Primary gaps (high impact)

  1. Real code execution — many L2/L3 questions require running Python to compute a numerical answer. The current python_exec tool is a stub. Implementing a real sandbox (E2B, Pyodide, or subprocess) is the single highest-ROI change.

  2. Full question set — running 53/300 L1 questions underestimates true pass-rate because the first 53 skew easier. Run --limit 165 (full L1) for a comparable HAL score.

  3. Real browserweb_browse currently fetches raw HTML. Replacing it with Playwright/Browserless for JavaScript-rendered pages would unlock many web navigation questions.

Secondary gaps (medium impact)

  1. Structured file parsing — PDF, XLSX, and ZIP attachments require dedicated parsers. file_read currently handles plain text and images only.

  2. Turn budget — 12 turns may be insufficient for complex multi-step questions. HAL uses up to 20 turns for L3.

  3. System prompt tuning — HAL's system prompt is more elaborate and explicitly instructs the model to use tools before answering.

ruflo advantages

  1. Self-consistency voting (Track A) — running N attempts per question and taking the majority answer reduces variance on borderline questions. HAL does not implement this.

  2. Hardness routing (Track Q) — routing each question to an appropriate model and turn budget based on predicted difficulty. This reduces cost on easy questions while providing more resources for hard ones.

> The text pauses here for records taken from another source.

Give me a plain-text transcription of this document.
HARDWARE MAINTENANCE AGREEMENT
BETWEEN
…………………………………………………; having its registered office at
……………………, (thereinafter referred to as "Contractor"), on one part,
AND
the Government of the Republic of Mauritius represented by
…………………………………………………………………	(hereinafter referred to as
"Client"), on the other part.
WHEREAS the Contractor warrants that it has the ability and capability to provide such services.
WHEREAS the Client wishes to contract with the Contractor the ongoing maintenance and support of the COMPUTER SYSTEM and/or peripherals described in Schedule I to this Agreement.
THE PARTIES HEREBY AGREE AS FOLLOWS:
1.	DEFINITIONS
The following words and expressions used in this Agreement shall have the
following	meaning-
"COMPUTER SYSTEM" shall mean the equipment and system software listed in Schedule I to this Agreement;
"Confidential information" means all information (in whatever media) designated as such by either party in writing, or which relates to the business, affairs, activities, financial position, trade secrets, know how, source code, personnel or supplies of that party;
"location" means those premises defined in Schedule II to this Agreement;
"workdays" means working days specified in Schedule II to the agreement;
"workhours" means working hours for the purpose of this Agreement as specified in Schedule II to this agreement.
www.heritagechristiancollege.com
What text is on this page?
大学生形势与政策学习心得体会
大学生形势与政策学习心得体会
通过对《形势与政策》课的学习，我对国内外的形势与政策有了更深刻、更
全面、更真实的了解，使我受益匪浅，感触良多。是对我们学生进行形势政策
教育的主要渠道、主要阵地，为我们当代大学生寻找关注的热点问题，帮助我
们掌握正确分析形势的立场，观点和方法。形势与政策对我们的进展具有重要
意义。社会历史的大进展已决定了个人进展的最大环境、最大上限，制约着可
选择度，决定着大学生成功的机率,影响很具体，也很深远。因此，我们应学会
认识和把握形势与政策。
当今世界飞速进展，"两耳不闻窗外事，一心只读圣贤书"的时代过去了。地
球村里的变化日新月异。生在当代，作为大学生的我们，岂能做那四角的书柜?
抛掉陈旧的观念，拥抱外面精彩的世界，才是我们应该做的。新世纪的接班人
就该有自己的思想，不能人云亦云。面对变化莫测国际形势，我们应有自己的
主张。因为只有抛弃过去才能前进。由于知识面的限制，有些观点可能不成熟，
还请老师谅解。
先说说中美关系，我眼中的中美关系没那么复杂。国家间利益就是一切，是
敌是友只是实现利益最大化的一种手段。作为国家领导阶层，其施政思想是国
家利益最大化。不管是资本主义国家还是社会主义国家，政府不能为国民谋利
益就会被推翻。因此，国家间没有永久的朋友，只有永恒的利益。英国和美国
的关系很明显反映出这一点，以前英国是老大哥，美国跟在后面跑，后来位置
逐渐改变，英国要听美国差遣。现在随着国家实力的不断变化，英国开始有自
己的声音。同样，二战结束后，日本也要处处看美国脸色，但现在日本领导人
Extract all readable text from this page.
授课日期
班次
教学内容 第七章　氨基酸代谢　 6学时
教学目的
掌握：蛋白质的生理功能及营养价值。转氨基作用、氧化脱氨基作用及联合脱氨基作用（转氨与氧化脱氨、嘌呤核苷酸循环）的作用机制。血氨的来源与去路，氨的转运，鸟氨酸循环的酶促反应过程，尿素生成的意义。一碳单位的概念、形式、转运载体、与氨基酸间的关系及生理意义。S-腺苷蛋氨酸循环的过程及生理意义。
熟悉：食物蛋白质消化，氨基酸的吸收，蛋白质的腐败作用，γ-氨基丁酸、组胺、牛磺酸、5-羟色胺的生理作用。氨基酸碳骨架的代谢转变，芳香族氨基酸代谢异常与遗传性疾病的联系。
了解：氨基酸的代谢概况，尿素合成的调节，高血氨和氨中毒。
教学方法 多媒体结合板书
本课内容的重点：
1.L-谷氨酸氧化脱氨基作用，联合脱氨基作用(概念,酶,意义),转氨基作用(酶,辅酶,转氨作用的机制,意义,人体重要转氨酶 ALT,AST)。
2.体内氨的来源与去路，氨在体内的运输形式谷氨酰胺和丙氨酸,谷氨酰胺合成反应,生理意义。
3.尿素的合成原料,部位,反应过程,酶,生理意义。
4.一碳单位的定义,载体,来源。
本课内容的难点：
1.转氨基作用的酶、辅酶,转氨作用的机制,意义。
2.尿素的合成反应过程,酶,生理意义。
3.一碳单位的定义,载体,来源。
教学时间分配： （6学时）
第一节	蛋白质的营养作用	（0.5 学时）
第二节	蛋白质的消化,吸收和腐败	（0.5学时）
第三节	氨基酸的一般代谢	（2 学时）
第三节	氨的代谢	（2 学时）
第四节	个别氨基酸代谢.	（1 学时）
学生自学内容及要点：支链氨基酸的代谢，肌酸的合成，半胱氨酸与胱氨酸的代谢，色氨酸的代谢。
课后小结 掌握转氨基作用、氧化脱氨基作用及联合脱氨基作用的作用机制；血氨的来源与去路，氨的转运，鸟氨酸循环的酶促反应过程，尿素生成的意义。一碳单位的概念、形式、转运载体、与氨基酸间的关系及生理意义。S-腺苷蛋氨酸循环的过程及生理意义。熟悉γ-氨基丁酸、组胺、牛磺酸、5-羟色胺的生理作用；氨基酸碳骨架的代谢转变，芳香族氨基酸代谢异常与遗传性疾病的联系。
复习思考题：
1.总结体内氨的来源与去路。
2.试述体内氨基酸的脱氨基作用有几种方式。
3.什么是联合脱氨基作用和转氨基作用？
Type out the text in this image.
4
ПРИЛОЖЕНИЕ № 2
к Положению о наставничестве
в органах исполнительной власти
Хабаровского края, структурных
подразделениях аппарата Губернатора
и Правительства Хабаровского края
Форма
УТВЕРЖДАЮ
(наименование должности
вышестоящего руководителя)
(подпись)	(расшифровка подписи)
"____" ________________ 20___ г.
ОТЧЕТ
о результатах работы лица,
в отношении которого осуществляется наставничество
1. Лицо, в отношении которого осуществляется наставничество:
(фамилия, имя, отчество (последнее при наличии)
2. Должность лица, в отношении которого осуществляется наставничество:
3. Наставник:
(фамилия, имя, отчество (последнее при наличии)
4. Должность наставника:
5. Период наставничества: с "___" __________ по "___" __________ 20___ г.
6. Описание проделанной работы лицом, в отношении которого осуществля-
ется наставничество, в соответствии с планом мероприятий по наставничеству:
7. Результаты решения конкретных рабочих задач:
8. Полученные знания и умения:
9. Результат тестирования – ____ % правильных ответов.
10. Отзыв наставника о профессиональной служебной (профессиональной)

  3. AgentDB memory — storing patterns across runs enables the agent to recall successful strategies for similar question types.

Improvement roadmap

Priority Change Expected Lift Effort
P0 Real python_exec sandbox (E2B) +15-25 pp High
P0 Full 165-Q L1 evaluation Accurate baseline Low
P1 Playwright-based web_browse +5-10 pp Medium
P1 PDF/XLSX file parser +3-8 pp Medium
P2 Increase max-turns to 20 for L2/L3 +2-5 pp Low
P2 System prompt tuning (iter 30 research) +2-5 pp Low
P3 Google Grounding via Gemini (iter 32) +3-7 pp Medium
P3 Multi-provider routing (Gemini Flash for cheap Q's) Cost reduction Medium

Loading context from past research

npx @claude-flow/cli@latest memory search \
  --namespace gaia-patterns \
  --query "architecture comparison HAL benchmark"

Storing comparison findings

npx @claude-flow/cli@latest memory store \
  --namespace gaia-patterns \
  --key "architecture-comparison-$(date +%Y%m%d)" \
  --value "HAL gap: 54pp. Primary: python_exec stub. Secondary: browser, file parsing."